While the startup’s app is currently free, the founders do plan to monetise over time. “Eventually, obviously, we'll have to move to some kind of premium model or some kind of subscription model. But right now, it is about getting users to use the platform and drive the benefit from it,” Jhunjhunwala said.

The startup currently has 10-12 members in its team, most of them based out of Mumbai. The licensing, content gaming and back-end development happens in India. It plans to have a subsidiary in India as well.

In the next 12-14 months, Jhunjhunwala and her team aims to hit 10 million downloads for the app. Apart from that, they also planning to increase their content portfolio so that they can cover more topics and sub-topics. “We plan to launch Chakra, Shaktimaan, Big Bees Jr and Little Krishna soon. We are building a unique platform, where kids can play with all the characters, and it is a controlled and child interactive platform. There is neither popping of advertisements nor any irrelevant content for a seamless learning experience. We are also looking forward to many other big animation companies to partner with us soon,” Jhunjhunwala said.

In terms of competition, Jhunjhunwala believes that there is dearth of Indian startups doing the kind of work her company does.
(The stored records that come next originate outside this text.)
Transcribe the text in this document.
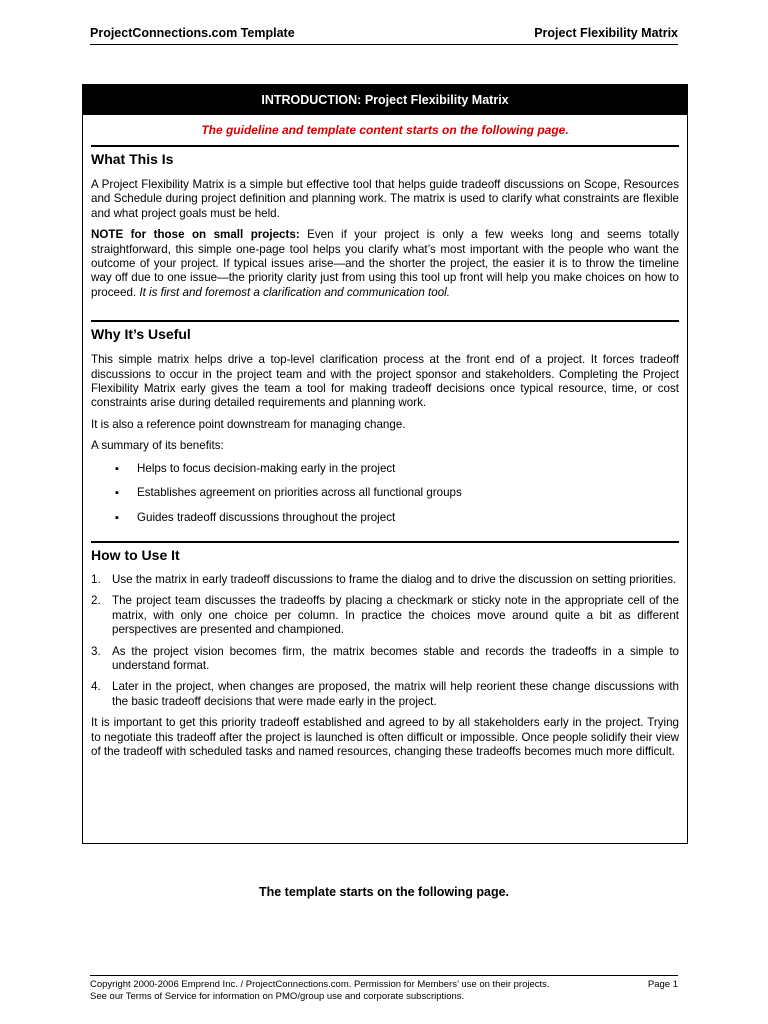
ProjectConnections.com Template	Project Flexibility Matrix
INTRODUCTION: Project Flexibility Matrix
The guideline and template content starts on the following page.
What This Is

A Project Flexibility Matrix is a simple but effective tool that helps guide tradeoff discussions on Scope, Resources and Schedule during project definition and planning work. The matrix is used to clarify what constraints are flexible and what project goals must be held.

NOTE for those on small projects: Even if your project is only a few weeks long and seems totally straightforward, this simple one-page tool helps you clarify what’s most important with the people who want the outcome of your project. If typical issues arise—and the shorter the project, the easier it is to throw the timeline way off due to one issue—the priority clarity just from using this tool up front will help you make choices on how to proceed. It is first and foremost a clarification and communication tool.

Why It’s Useful

This simple matrix helps drive a top-level clarification process at the front end of a project. It forces tradeoff discussions to occur in the project team and with the project sponsor and stakeholders. Completing the Project Flexibility Matrix early gives the team a tool for making tradeoff decisions once typical resource, time, or cost constraints arise during detailed requirements and planning work.

It is also a reference point downstream for managing change.

A summary of its benefits:

▪ Helps to focus decision-making early in the project
▪ Establishes agreement on priorities across all functional groups
▪ Guides tradeoff discussions throughout the project
How to Use It
1. Use the matrix in early tradeoff discussions to frame the dialog and to drive the discussion on setting priorities.
2. The project team discusses the tradeoffs by placing a checkmark or sticky note in the appropriate cell of the matrix, with only one choice per column. In practice the choices move around quite a bit as different perspectives are presented and championed.
3. As the project vision becomes firm, the matrix becomes stable and records the tradeoffs in a simple to understand format.
4. Later in the project, when changes are proposed, the matrix will help reorient these change discussions with the basic tradeoff decisions that were made early in the project.

It is important to get this priority tradeoff established and agreed to by all stakeholders early in the project. Trying to negotiate this tradeoff after the project is launched is often difficult or impossible. Once people solidify their view of the tradeoff with scheduled tasks and named resources, changing these tradeoffs becomes much more difficult.

The template starts on the following page.
Copyright 2000-2006 Emprend Inc. / ProjectConnections.com. Permission for Members’ use on their projects.
See our Terms of Service for information on PMO/group use and corporate subscriptions.
Page 1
She said that Byju's certainly has huge traction from their Disney collaboration but that comes from overseas, and not India. “Kiddopia’s focus is also international markets, they don’t target India market, so I cannot consider them competition either. Maybe Kotaki, but in terms of downloads, we are much higher than them,” she said.

The bootstrapped startup is also in talks with venture capital firms in India and ASEAN region to close a funding round soon. “Choosing the right VC is a challenge for many startups. And we are figuring that part out,” she said.